E allora forse non è un caso che il libro finisca non con una liberazione ma con una specie di patto di cura. Bellocchio non guarisce (la guarigione non vuol dire niente) ma partorisce finalmente la creatura che per duecento pagine circa sembrava averla partorita.Come se diventare donna non fosse un processo biologico né culturale ma editoriale, una continua revisione di bozze del proprio corpo; tagliare, ricucire, correggere una frase, riaprire una ferita fa tutt’uno. Bellocchio capisce allora che l’alcol non le serviva a distruggere il corpo ma a continuare quella revisione infinita. Bere significava ritoccare una versione di sé che non arrivava mai in stampa: non distruggere quel corpo, ma rifarlo, cucirlo ancora una volta per vedere se, cambiando appena l’inclinazione della cicatrice o del bacino, sarebbe mai venuta fuori non una casa infestata, ma una donna abitabile. Cioè, un racconto.
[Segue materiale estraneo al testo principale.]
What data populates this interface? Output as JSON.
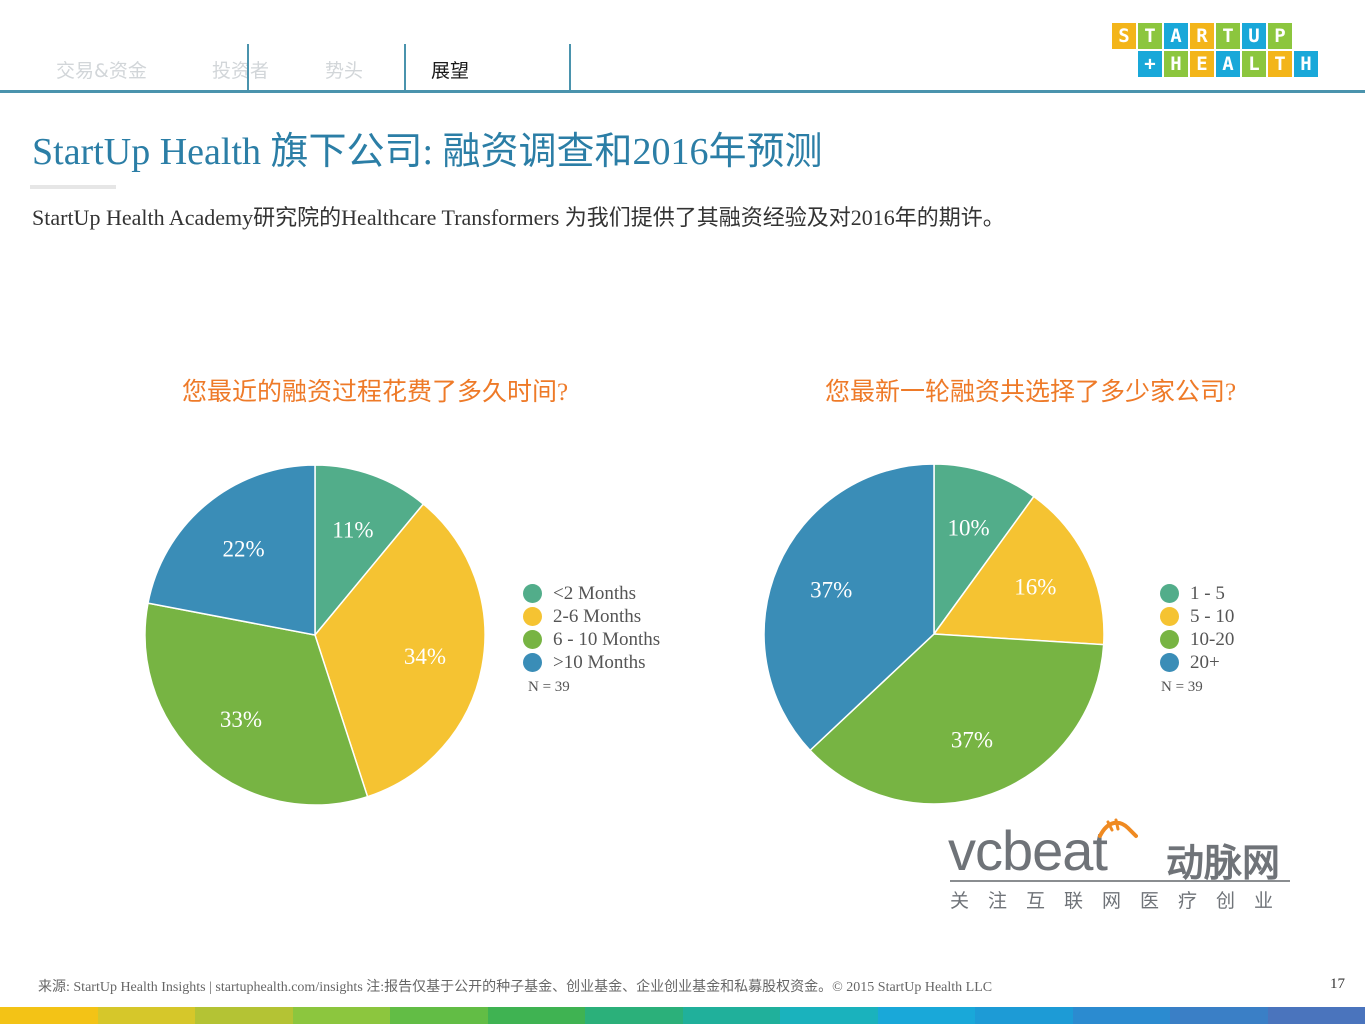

Succede? Non succede. Perché quel qualcosa che Bellocchio sente di aver creato, custodito, allevato, come quella voce infida che le sussurra ogni giorno senza tregua che non è brutta, sporca, inutile, puttana, non è “qualcosa di buono che mi cresce e mi si muove dentro, una novità”, ma, al contrario, “qualcosa che striscia fuori, una lunga coda”. La dipendenza non può costruire davvero un corpo nuovo: semmai, un racconto nuovo sul corpo vecchio. Ogni bottiglia, ogni blackout, ogni secchio sul punto di traboccare, ogni “sangue nero, e denso. Mobile. Un serpente”, non produce una rinascita ma un montaggio diverso delle stesse scene. È per questo che Bellocchio insiste tanto sulle storie. “Ho bisogno di una storia per non desiderare di scomparire”, una forma esterna e codificata, Altra ma ben nota, per non nascondersi nella propria. Nessuna fame di una supposta guarigione: è inutile, ormai, dopo tutto questo gioco a nascondino; questo
modo profondo e incisivo di avere a che fare col nostro stesso corpo. La faccia con cui siamo nate e quella che ci ritagliamo addosso. La lama e la fiamma;
Dopo aver letto meglio.
Dopo il segnale acustico.
Dopo il primo bicchiere.
Dopo l’ultimo bicchiere.
Dopo che Lei è diventata parte di noi: “Da questo, non sarò mai libera. Da questo, io non vorrei essere liberata”. Tanto lo sappiamo, ormai, che “la nostra storia è un vestito strappato”: un tessuto di parole che non può essere ricucito mai una volta per tutte, ma che non possiamo fare a meno di indossare. L’abbiamo fatto fare su misura, ci è costato parecchio. Per questo dura da anni (dal 2014?), per questo non c’è affatto bisogno di aggiornarlo alle mode di oggi.